島根大学法文学部ピーター・チェイニ准教授の著書が、著名な学術出版社Routledgeより発売されます

公開日 2022年10月28日

この短い記事で紹介するのは、島根大学の研究者が人文学の分野で世界トップレベルの研究を行い、国際的に最も高い水準でその研究成果を出版している例です。

島根大学のイギリス文学・文化のピーター・チェイニ准教授は、英国ダラム大学哲学科のフェローでもあります。1836年創業で国際的に権威のある学術出版社、ラウトレッジから、チェイニ博士の編著書『芸術と日常生活における不完全主義美学』(原題:Imperfectionist Aesthetics in Art and Everyday Life)が発売されます(2022年12月刊行予定)。チェイニ准教授のこれまでの著書・編著書には、『コールリッジの瞑想的哲学』(2020年、原題:Coleridge's Contemplative Philosophy)、『リズムの哲学:美学・音楽・詩学』 (2020年、原題:The Philosophy of Rhythm: Aesthetics, Music, Poetics)、『コールリッジと瞑想』 (2017年、原題:Coleridge and Contemplation)があり、いずれもオックスフォード大学出版局から出版されています。

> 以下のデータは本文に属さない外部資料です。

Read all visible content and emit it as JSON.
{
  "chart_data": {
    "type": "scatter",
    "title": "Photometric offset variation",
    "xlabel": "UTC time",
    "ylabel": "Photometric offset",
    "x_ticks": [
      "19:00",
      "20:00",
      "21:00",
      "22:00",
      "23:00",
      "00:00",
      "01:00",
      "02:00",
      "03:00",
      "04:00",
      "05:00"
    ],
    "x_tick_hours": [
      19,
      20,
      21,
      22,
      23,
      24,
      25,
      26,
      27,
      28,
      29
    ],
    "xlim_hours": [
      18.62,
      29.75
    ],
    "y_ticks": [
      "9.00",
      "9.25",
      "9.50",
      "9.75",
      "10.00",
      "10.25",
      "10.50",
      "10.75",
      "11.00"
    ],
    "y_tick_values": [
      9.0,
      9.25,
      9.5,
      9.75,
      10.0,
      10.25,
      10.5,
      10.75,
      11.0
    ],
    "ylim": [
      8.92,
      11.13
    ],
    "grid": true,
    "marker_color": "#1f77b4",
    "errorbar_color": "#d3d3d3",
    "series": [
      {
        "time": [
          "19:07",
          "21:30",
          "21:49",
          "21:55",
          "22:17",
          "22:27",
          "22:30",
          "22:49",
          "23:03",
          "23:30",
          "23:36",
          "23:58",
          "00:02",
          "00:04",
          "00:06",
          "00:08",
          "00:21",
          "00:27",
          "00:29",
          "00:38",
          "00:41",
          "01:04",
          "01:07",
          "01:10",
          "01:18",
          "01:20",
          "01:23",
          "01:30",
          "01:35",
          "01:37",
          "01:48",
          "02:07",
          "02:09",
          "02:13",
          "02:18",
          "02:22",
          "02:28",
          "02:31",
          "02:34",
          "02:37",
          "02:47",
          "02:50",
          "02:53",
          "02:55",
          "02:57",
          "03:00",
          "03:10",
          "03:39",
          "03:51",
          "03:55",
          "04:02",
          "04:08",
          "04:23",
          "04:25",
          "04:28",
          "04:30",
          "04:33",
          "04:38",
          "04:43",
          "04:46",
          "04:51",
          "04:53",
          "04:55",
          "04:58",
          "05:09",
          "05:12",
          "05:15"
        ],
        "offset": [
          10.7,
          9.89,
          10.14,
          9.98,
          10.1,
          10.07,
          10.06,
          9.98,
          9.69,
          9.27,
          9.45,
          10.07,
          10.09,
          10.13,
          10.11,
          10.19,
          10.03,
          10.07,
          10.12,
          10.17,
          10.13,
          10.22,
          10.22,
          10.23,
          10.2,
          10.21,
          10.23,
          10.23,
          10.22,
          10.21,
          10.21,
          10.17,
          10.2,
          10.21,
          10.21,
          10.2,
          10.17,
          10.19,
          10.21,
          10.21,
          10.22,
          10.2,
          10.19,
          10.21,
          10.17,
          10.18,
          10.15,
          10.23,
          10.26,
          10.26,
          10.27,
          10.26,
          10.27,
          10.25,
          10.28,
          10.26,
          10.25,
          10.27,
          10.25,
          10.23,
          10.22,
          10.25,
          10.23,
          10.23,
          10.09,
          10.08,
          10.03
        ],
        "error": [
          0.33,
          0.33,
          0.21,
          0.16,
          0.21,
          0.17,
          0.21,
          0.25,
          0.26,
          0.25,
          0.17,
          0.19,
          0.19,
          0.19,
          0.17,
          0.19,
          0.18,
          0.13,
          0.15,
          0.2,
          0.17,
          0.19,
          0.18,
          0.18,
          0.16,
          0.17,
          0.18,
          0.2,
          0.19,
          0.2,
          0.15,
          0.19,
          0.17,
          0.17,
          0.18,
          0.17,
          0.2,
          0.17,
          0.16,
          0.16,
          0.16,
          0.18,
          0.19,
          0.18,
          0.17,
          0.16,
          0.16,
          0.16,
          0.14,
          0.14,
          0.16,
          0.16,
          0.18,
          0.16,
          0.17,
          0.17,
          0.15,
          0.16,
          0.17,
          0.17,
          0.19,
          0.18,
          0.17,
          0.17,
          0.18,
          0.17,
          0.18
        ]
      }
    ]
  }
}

チェイニ准教授は現在、さらに三つの本を完成させる作業に取り組んでいます。 具体的には、(1) 1650年から1850年までの、生物学的生命と物質に関する理論のインテレクチュアル・ヒストリー、(2) イギリスの詩人・思想家、S・T・コールリッジの詩学・瞑想録・哲学を主題とする単著、(3) 超越という概念を現代化し、美学、文化論、現象学、形而上学、自由の哲学的理解におけるこの概念の理論的・実践的価値を示すことを目的とした独自の新しい哲学的主張、この三つです。

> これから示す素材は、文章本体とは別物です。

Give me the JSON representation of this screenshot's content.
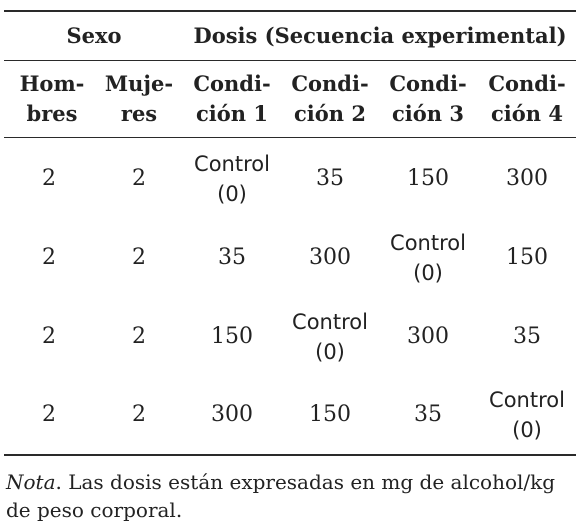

不完全主義美学に関するチェイニ准教授の近著は、完全と不完全の美学をめぐる学際的な研究を示すものです。この本では、完全と不完全の美学という今発展しつつある研究領域が拡大され、哲学、音楽、文学、都市環境、建築、芸術論、カルチュラル・スタディーズなどの分野における諸問題と不完全の美学とが結びつけられています。このプロジェクトは、2017年4月に、東京大学でチェイニ准教授が主催した国際会議から始まりました。その国際会議での講演者は、アメリカ、イギリス、ドイツ、イタリア、中国、日本から参加した研究者です。その後、チェイニ准教授はこのプロジェクトをさらに二つの会議を通じて進展させました。一つは、2018年の日本美学会年次大会における特別国際シンポジウムであり、もう一つは、2019年に関西大学で開催された三日間のコロキアムです。

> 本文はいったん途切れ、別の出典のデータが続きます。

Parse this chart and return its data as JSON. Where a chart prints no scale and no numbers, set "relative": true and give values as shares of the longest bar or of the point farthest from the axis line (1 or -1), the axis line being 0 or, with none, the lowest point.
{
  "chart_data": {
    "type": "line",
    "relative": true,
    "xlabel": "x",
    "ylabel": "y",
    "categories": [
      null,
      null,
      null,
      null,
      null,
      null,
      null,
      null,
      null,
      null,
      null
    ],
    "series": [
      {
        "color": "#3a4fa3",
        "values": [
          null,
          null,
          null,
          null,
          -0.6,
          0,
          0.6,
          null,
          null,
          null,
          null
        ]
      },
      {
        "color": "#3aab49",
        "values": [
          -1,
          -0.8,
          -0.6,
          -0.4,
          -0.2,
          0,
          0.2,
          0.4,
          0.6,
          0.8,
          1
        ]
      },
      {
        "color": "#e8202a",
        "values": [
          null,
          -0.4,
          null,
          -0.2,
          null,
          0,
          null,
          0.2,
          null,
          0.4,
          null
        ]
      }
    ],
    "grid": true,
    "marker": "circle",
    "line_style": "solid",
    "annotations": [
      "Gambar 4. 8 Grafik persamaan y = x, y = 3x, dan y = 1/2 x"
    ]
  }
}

上記の本は、オープンでインクルーシブであるという特質に不完全であることの価値がある、と論じることを目指しています。不完全の美学の例が多く見られるのは、わび・さびをめぐる日本の美学です。そうした美学において、不完全さは欠点ではありません。例えば岡倉天心は「不完全の美」や「不完全の芸術」と呼び、久松真一は「完全への否定」と表現しました。柳宗悦は、より包括的な見方のもとで、この美学を次のようなものとして考えています。

……完全とか不完全とかの二元からむしろ離脱した様の美こそ「茶美」であって、私はむしろ「茶美」を禅語を借りて、「無事の美」と呼びたい。即ち「平常底の美」、「無碍の美」と解すべきで、完全にも不完全にも執せぬ「自在美」こそ「茶美」なのである。(柳宗悦「日本の眼」、1957年)

不完全さの美学は、有機的で素朴なものを創作することや、完璧に仕上げることを避けてその代わりに生き生きした自然な変化を表現することにおいてその代表例が見られるものであり、欠点や汚れのまったくないものへの消費主義的な関心に対抗するものです。上記の本は、(1) 音楽芸術や視覚・舞台芸術、文学における不完全、(2) 身体、自己、人、都市環境などを含む日常の生活の哲学、という二つの主要な領域を扱っており、それらの探究を通じてSDGsを促進します。この本においてとりわけそうした促進をもたらすのは、個人どうしの関わり・社会との関わりを深め、単なる受動性よりも創造性を支援する、ポジティブな不完全の精神です。

『芸術と日常生活における不完全主義美学』は、哲学的美学、文学、音楽、都市環境、建築、芸術論、カルチュラル・スタディーズに携わる幅広い研究者、そしてそうした分野の最先端を学ぶ学生にとって、魅力的な本となるでしょう。